Biomass production: The data revealed that highest dry matter was produced with the application of four splits; on the other hand lowest dry matter was produced when nitrogen was applied in single doze at sowing (Table 3). The above findings are in agreement with Knowles et al. (1993) who have concluded that cotton plants take up a majority of their nitrogen prior to appearance of the first open boll. An adequate nitrogen supply during this vegetative period is essential for attaining optimum plant biomass accumulation and lint yield. Breitenbeck and Boquet (1993) observed that cotton receiving no nitrogen was stunted and produced very low biomass.

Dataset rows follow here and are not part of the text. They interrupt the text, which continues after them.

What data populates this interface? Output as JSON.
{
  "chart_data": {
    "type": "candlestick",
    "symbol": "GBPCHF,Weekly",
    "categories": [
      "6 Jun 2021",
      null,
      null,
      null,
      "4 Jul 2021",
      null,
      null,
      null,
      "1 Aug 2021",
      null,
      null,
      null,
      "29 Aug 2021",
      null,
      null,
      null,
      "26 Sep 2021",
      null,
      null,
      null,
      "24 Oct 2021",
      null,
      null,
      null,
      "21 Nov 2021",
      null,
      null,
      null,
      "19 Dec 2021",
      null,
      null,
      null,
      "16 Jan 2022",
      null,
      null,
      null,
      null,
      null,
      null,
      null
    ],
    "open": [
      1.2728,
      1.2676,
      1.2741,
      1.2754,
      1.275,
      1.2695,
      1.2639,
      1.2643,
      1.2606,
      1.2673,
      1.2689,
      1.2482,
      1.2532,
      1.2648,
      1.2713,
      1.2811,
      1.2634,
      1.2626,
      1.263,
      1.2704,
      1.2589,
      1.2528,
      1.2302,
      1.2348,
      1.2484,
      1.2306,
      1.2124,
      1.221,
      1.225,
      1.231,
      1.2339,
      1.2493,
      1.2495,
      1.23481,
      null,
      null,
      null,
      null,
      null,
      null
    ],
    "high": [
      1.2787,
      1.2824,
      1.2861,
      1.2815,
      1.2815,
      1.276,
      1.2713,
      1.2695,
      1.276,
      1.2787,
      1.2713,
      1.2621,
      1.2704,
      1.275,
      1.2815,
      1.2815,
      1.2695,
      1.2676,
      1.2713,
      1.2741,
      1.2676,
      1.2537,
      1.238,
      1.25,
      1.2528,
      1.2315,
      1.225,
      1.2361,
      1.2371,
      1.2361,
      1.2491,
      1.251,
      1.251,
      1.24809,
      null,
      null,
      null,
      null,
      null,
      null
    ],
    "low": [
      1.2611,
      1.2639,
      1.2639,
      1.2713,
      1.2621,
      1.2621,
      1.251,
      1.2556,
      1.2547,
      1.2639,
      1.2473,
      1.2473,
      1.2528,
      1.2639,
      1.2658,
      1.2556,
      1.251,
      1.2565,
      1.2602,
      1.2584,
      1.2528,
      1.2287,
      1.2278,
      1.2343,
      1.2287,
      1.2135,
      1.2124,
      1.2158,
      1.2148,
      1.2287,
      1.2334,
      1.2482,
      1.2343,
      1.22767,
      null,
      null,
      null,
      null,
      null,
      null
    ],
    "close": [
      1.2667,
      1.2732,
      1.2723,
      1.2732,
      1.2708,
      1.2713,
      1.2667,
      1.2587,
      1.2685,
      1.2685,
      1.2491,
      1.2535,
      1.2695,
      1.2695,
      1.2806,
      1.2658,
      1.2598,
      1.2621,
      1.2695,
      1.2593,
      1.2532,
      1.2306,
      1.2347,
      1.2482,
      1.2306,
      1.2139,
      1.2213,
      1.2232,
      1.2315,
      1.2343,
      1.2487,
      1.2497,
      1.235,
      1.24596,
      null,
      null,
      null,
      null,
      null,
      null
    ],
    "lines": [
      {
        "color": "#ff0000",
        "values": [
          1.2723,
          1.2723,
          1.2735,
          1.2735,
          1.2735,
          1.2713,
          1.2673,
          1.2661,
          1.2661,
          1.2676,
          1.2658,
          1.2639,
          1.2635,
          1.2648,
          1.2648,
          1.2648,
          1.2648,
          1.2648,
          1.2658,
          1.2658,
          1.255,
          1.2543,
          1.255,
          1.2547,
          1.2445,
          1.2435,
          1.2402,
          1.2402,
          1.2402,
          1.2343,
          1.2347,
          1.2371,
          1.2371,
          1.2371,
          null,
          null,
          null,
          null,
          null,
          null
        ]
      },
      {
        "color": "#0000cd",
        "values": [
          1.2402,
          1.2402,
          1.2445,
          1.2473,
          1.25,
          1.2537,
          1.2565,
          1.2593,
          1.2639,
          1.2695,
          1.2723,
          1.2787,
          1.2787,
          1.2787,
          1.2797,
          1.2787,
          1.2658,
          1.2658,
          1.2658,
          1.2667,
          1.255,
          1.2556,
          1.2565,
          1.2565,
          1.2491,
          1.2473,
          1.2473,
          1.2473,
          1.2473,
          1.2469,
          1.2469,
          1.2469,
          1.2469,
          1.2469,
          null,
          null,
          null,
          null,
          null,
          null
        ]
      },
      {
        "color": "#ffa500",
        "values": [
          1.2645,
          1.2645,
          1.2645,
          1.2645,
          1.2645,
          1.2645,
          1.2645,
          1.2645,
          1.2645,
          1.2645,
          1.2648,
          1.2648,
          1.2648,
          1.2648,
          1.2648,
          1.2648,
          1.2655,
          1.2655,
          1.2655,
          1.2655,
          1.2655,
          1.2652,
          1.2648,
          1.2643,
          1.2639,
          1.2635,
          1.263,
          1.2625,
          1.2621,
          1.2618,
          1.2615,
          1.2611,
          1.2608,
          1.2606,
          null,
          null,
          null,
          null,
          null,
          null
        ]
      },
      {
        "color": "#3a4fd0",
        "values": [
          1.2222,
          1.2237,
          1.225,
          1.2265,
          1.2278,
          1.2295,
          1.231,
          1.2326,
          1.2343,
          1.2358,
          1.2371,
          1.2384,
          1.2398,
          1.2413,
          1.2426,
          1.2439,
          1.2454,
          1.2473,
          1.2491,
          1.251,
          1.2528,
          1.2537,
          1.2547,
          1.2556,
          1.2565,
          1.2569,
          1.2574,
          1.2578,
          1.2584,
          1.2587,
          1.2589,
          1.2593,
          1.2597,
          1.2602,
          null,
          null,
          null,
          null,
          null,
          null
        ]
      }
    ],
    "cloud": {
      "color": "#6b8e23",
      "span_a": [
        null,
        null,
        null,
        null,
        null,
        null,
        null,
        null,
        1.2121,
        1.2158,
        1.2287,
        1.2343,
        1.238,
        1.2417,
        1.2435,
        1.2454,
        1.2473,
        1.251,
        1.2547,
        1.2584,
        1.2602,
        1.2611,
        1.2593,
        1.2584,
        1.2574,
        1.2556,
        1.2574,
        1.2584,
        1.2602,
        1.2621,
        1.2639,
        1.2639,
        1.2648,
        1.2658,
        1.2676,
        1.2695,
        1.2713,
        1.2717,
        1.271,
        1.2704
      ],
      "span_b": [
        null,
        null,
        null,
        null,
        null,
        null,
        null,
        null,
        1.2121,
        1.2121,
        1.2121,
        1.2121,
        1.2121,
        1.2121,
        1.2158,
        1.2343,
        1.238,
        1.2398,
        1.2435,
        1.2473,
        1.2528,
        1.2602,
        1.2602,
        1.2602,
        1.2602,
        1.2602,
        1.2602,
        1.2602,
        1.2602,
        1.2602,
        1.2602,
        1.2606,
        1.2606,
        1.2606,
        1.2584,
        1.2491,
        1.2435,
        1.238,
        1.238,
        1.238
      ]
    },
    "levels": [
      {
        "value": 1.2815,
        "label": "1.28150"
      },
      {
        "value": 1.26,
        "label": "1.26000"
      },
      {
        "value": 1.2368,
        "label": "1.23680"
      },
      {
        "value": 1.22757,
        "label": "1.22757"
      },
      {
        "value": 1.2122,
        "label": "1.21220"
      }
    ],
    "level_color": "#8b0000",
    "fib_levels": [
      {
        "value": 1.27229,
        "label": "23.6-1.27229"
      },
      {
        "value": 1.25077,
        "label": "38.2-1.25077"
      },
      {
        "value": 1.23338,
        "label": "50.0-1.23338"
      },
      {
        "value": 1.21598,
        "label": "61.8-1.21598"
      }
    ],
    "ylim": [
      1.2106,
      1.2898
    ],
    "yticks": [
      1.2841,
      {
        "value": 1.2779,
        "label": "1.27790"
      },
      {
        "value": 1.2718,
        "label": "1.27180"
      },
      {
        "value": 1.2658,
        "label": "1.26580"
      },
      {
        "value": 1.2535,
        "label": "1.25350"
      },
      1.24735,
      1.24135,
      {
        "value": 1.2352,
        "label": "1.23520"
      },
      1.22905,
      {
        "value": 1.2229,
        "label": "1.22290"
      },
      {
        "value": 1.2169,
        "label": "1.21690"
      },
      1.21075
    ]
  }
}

Soomro et al. (1999) have reported same trend in biomass production with the treatment receiving no nitrogen and treatments where nitrogen was applied in splits to the cotton plant.
Nitrogen uptake: Maximum nitrogen uptake and transfer of photosynthates to fruit was observed when nitrogen was divided into four equal splits and applied at various growing stages of the cotton crop (Table 4). This shows that nitrogen recovery is closely associated with the application of nitrogen fertilizer at proper time and doze. The findings are in agreement with the results reported by Soomro et al. (1999).